Se había librado del chico, y eso ya era algo.
Tras la persecución del hombre del chándal y sus revelaciones, Jean-Louis Schiffer había llevado a Paul Nerteaux a una cervecería de enfrente de la estación del Este, La Strasbourgeoise, y había vuelto a explicarle cuáles eran los auténticos retos de la investigación, que podían resumirse en «cherchez la femme». Por el momento, no importaba nada más, ni las víctimas ni los asesinos. Tenían que descubrir quién era el objetivo de los Lobos Grises, la mujer que buscaban en el barrio turco desde hacía cinco meses y que aún no habían encontrado.
Por fin, al cabo de una hora de discusiones, Paul Nerteaux había capitulado y dado un giro de ciento ochenta grados. Su inteligencia y su capacidad de adaptación no dejaban de asombrar a Schiffer. Luego, el propio Nerteaux había definido la nueva estrategia.

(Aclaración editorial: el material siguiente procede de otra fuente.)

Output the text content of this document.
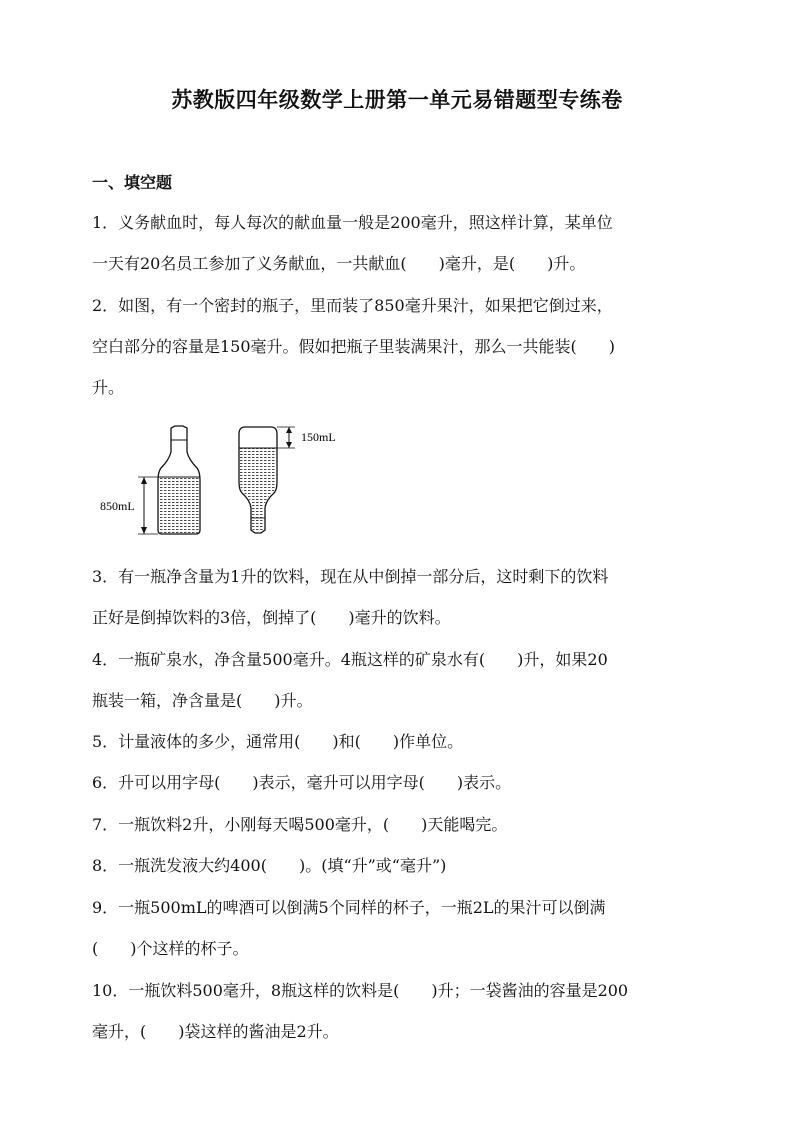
苏教版四年级数学上册第一单元易错题型专练卷
一、填空题
1．义务献血时，每人每次的献血量一般是200毫升，照这样计算，某单位
一天有20名员工参加了义务献血，一共献血(　　)毫升，是(　　)升。
2．如图，有一个密封的瓶子，里而装了850毫升果汁，如果把它倒过来，
空白部分的容量是150毫升。假如把瓶子里装满果汁，那么一共能装(　　)
升。
850mL
150mL
3．有一瓶净含量为1升的饮料，现在从中倒掉一部分后，这时剩下的饮料
正好是倒掉饮料的3倍，倒掉了(　　)毫升的饮料。
4．一瓶矿泉水，净含量500毫升。4瓶这样的矿泉水有(　　)升，如果20
瓶装一箱，净含量是(　　)升。
5．计量液体的多少，通常用(　　)和(　　)作单位。
6．升可以用字母(　　)表示，毫升可以用字母(　　)表示。
7．一瓶饮料2升，小刚每天喝500毫升，(　　)天能喝完。
8．一瓶洗发液大约400(　　)。(填“升”或“毫升”)
9．一瓶500mL的啤酒可以倒满5个同样的杯子，一瓶2L的果汁可以倒满
(　　)个这样的杯子。
10．一瓶饮料500毫升，8瓶这样的饮料是(　　)升；一袋酱油的容量是200
毫升，(　　)袋这样的酱油是2升。
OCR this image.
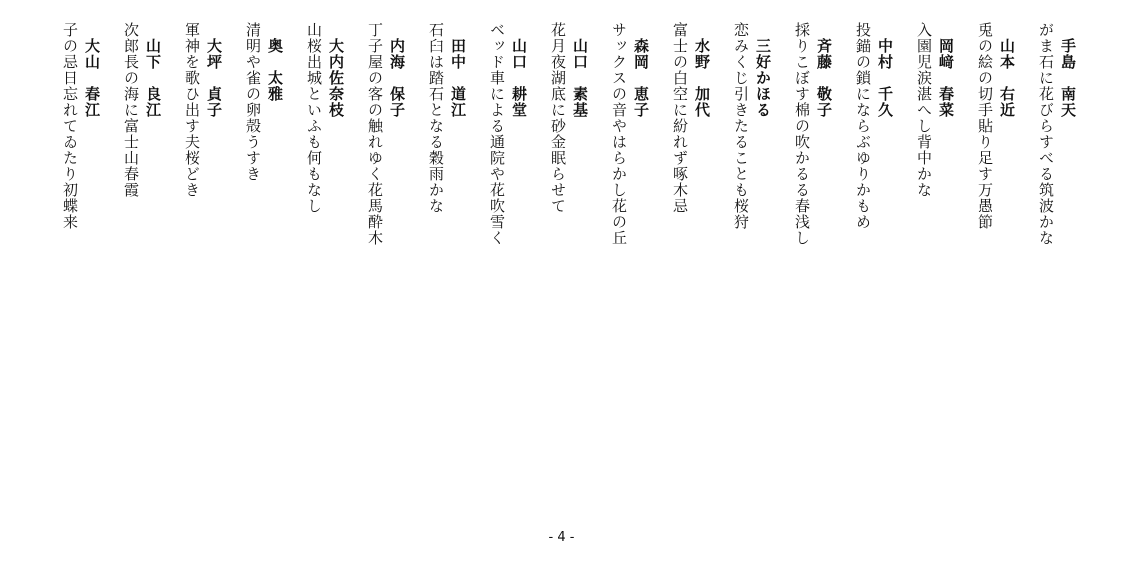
手島　南天
がま石に花びらすべる筑波かな
山本　右近
兎の絵の切手貼り足す万愚節
岡﨑　春菜
入園児涙湛へし背中かな
中村　千久
投錨の鎖にならぶゆりかもめ
斉藤　敬子
採りこぼす棉の吹かるる春浅し
三好かほる
恋みくじ引きたることも桜狩
水野　加代
富士の白空に紛れず啄木忌
森岡　恵子
サックスの音やはらかし花の丘
山口　素基
花月夜湖底に砂金眠らせて
山口　耕堂
ベッド車による通院や花吹雪く
田中　道江
石臼は踏石となる穀雨かな
内海　保子
丁子屋の客の触れゆく花馬酔木
大内佐奈枝
山桜出城といふも何もなし
奥　太雅
清明や雀の卵殻うすき
大坪　貞子
軍神を歌ひ出す夫桜どき
山下　良江
次郎長の海に富士山春霞
大山　春江
子の忌日忘れてゐたり初蝶来
- 4 -
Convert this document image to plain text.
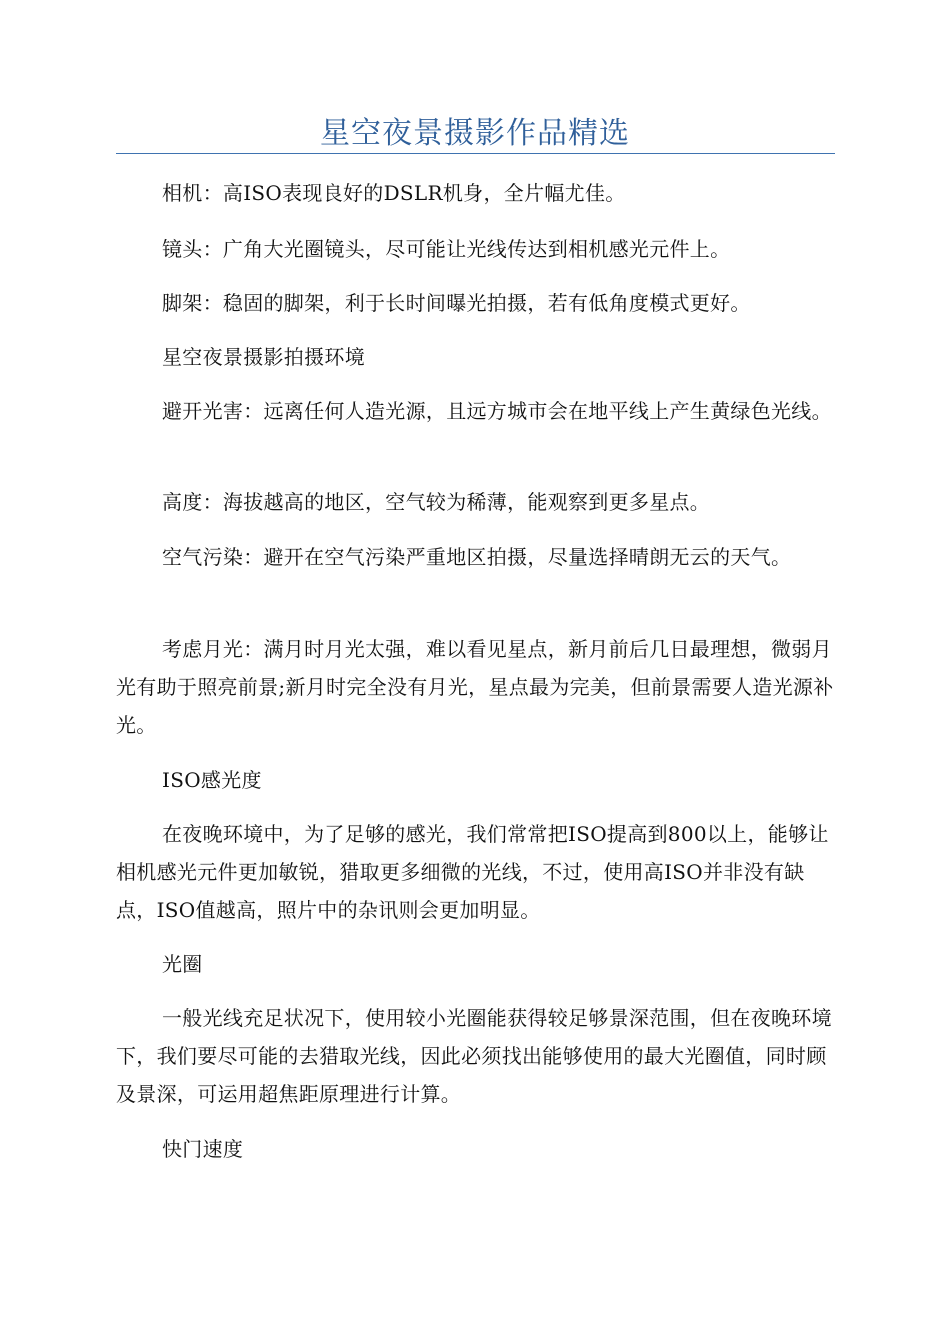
星空夜景摄影作品精选

相机：高ISO表现良好的DSLR机身，全片幅尤佳。

镜头：广角大光圈镜头，尽可能让光线传达到相机感光元件上。

脚架：稳固的脚架，利于长时间曝光拍摄，若有低角度模式更好。

星空夜景摄影拍摄环境

避开光害：远离任何人造光源，且远方城市会在地平线上产生黄绿色光线。

高度：海拔越高的地区，空气较为稀薄，能观察到更多星点。

空气污染：避开在空气污染严重地区拍摄，尽量选择晴朗无云的天气。

考虑月光：满月时月光太强，难以看见星点，新月前后几日最理想，微弱月光有助于照亮前景;新月时完全没有月光，星点最为完美，但前景需要人造光源补光。

ISO感光度

在夜晚环境中，为了足够的感光，我们常常把ISO提高到800以上，能够让相机感光元件更加敏锐，猎取更多细微的光线，不过，使用高ISO并非没有缺点，ISO值越高，照片中的杂讯则会更加明显。

光圈

一般光线充足状况下，使用较小光圈能获得较足够景深范围，但在夜晚环境下，我们要尽可能的去猎取光线，因此必须找出能够使用的最大光圈值，同时顾及景深，可运用超焦距原理进行计算。

快门速度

Primer punto: elaborar un retrato robot de la Presa basado en las fotografías de las tres muertas y, acto seguido, lanzar un aviso de búsqueda en el barrio turco.
Segundo: multiplicar las patrullas, los controles de identidad y los registros a lo largo y ancho de la Pequeña Turquía. Según Nerteaux, por inútil que pudiera parecer, un peinado de esas características podía ponerles en las manos a la mujer por puro azar. No sería la primera vez: tras veinticinco años de fugas, Toto Riina, el jefe supremo de la Cosa Nostra, había sido detenido en pleno Palermo gracias a un control de identidad rutinario.
Tercero: volver a visitar a Marius, el jefe de la Iskele, y examinar sus archivos para comprobar si había otras trabajadoras con el perfil de las víctimas. A Schiffer le encantaba la idea, aunque no podía volver allí tras el tratamiento al que había sometido al negrero.